[Nfd-dev] PIB service causes remote registration of every prefix

Junxiao Shi shijunxiao at email.arizona.edu
Mon May 11 13:25:03 PDT 2015


Hi Dave

Yes, the laptop's certificate is issued by a CA who has authority over a
shorter prefix.
For example, CA=/ndn/edu/arizona, laptop has /ndn/edu/arizona/cs/shijunxiao
certificate issued by /ndn/edu/arizona.
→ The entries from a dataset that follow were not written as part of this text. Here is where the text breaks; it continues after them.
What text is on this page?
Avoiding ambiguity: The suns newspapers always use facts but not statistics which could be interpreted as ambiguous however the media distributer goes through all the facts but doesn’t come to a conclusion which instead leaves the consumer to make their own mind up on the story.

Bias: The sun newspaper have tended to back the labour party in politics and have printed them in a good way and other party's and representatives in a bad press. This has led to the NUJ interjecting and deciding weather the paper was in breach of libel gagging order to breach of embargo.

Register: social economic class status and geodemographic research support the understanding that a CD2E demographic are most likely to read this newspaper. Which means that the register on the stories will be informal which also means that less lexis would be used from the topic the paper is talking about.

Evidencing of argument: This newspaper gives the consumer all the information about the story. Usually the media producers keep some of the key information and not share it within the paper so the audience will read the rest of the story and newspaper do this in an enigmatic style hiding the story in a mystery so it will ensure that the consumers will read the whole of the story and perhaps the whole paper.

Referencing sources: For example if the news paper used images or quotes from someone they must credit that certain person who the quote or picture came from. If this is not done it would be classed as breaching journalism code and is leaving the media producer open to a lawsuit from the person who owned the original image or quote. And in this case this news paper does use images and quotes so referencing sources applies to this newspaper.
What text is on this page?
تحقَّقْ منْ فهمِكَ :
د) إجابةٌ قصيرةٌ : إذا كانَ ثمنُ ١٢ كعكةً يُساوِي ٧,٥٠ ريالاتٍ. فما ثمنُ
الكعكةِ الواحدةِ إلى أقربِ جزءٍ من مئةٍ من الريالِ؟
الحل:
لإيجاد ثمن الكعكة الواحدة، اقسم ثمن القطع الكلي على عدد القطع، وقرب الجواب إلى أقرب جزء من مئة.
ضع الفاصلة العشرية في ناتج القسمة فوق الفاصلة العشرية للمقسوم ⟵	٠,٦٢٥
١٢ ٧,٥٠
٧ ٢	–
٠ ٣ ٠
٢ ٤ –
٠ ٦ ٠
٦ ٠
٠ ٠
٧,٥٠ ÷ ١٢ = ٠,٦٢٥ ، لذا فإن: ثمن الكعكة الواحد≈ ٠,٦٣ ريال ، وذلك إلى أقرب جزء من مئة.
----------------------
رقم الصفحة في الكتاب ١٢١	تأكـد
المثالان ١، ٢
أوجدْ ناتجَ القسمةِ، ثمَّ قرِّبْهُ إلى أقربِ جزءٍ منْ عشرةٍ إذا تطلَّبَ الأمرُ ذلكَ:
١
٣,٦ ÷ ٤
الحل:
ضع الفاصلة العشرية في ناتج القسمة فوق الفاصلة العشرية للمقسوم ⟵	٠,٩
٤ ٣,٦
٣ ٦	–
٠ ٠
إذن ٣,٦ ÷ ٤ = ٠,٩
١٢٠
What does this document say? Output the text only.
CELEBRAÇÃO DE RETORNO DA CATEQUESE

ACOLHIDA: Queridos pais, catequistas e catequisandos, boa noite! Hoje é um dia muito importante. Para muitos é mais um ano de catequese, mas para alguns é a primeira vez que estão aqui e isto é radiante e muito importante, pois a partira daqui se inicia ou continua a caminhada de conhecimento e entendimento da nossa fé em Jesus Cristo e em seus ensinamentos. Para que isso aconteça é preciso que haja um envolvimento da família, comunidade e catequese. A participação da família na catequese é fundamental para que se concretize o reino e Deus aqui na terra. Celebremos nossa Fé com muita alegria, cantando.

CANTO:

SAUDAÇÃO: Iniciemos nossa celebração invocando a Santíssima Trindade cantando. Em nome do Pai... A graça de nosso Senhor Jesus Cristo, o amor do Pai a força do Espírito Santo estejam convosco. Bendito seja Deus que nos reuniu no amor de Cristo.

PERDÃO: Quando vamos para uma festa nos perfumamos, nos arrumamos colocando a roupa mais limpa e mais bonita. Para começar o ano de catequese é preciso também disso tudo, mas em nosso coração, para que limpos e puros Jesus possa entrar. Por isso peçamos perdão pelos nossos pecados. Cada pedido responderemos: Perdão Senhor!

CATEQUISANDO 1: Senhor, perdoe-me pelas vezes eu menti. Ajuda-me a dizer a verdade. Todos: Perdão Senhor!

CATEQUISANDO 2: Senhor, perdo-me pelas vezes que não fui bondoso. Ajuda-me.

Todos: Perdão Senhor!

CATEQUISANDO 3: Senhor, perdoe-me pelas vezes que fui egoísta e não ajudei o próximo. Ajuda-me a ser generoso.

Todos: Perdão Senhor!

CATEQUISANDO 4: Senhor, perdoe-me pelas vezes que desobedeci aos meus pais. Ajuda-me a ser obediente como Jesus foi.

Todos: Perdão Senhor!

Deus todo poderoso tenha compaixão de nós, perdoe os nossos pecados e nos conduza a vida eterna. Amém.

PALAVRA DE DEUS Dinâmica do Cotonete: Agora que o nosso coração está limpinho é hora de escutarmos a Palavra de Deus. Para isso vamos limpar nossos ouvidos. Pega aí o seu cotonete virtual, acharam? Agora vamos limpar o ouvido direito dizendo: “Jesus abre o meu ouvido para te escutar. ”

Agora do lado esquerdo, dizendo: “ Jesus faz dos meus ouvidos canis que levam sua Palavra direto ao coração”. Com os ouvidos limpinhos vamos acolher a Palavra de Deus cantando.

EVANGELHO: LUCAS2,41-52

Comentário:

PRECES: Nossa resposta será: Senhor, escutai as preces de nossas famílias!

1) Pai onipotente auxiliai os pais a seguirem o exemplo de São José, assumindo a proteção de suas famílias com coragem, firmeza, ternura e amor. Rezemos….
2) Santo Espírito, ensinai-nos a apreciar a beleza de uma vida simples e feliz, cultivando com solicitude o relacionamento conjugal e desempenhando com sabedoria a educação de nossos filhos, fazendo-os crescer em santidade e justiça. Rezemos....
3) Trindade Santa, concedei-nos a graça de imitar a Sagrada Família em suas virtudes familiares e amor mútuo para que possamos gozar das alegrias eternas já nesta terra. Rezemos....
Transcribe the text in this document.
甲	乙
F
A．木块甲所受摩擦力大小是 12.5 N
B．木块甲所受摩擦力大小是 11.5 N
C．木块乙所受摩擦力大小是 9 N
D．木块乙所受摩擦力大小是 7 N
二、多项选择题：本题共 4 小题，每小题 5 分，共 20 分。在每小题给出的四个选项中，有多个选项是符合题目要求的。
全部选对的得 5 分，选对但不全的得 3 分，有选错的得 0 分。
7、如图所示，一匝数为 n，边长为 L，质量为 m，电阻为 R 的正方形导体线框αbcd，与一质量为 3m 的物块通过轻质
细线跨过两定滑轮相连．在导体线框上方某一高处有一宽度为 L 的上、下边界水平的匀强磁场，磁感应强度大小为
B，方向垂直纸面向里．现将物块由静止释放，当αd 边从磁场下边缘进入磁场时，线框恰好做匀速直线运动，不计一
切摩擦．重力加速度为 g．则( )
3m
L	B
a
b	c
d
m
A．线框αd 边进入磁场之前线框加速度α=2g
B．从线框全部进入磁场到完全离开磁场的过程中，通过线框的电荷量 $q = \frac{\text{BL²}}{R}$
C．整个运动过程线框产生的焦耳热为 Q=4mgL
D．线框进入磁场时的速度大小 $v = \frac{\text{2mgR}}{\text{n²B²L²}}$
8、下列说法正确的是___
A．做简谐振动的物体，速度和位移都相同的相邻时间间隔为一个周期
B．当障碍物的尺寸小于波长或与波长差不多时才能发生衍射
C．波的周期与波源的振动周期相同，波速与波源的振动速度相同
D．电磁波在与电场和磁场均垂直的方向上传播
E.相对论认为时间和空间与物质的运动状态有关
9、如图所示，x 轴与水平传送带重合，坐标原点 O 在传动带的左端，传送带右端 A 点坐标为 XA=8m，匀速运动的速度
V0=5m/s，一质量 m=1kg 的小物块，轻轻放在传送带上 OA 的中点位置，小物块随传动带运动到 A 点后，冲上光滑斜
This laptop would be allowed to
register /ndn/edu/arizona/cs/shijunxiao, or a prefix under this namespace.

Remote prefix registration uses the same RIB Management protocol <
http://redmine.named-data.net/projects/nfd/wiki/RibMgmt>.


The laptop's top level certificate is published by the CA, and is already
accessible from the router before the registration.
The router will verify the trust chain before accepting the registration.

Yours, Junxiao

On Thu, May 7, 2015 at 7:42 AM, Dave Oran (oran) <oran at cisco.com> wrote:

>
> > On May 7, 2015, at 10:02 AM, Junxiao Shi <shijunxiao at email.arizona.edu>
> wrote:
> >
> > Hi Dave
> >
> > There's no risk of cache poisoning.
> > The gateway router registers a route to the laptop only if the laptop
> user owns the prefix, as proved by a certificate.
> What you are saying is that the route registration is signed by a
> certificate specifically issued for that prefix to the user holding the
> corresponding private key, and this was done by a CA with authority over a
> shorter prefix, right?
>
> What is the exact protocol machinery for registration? (sorry if this is
> obvious and written down somewhere and I haven’t seen it).
>
> >
> > There's no increased risk of DoS'ing the certificate store (PIB service).
> Agree
> > The DoS risk is the same when a laptop registers at least one prefix
> onto the gateway router.
> I’m not clear if there’s a hazard here. If the router checks that any
> prefix registered also has a path to the certificate registered and that
> the cert has been verified, I can see how this prevents
> DoS-by-fake-registrations. Is that in fact what’s done?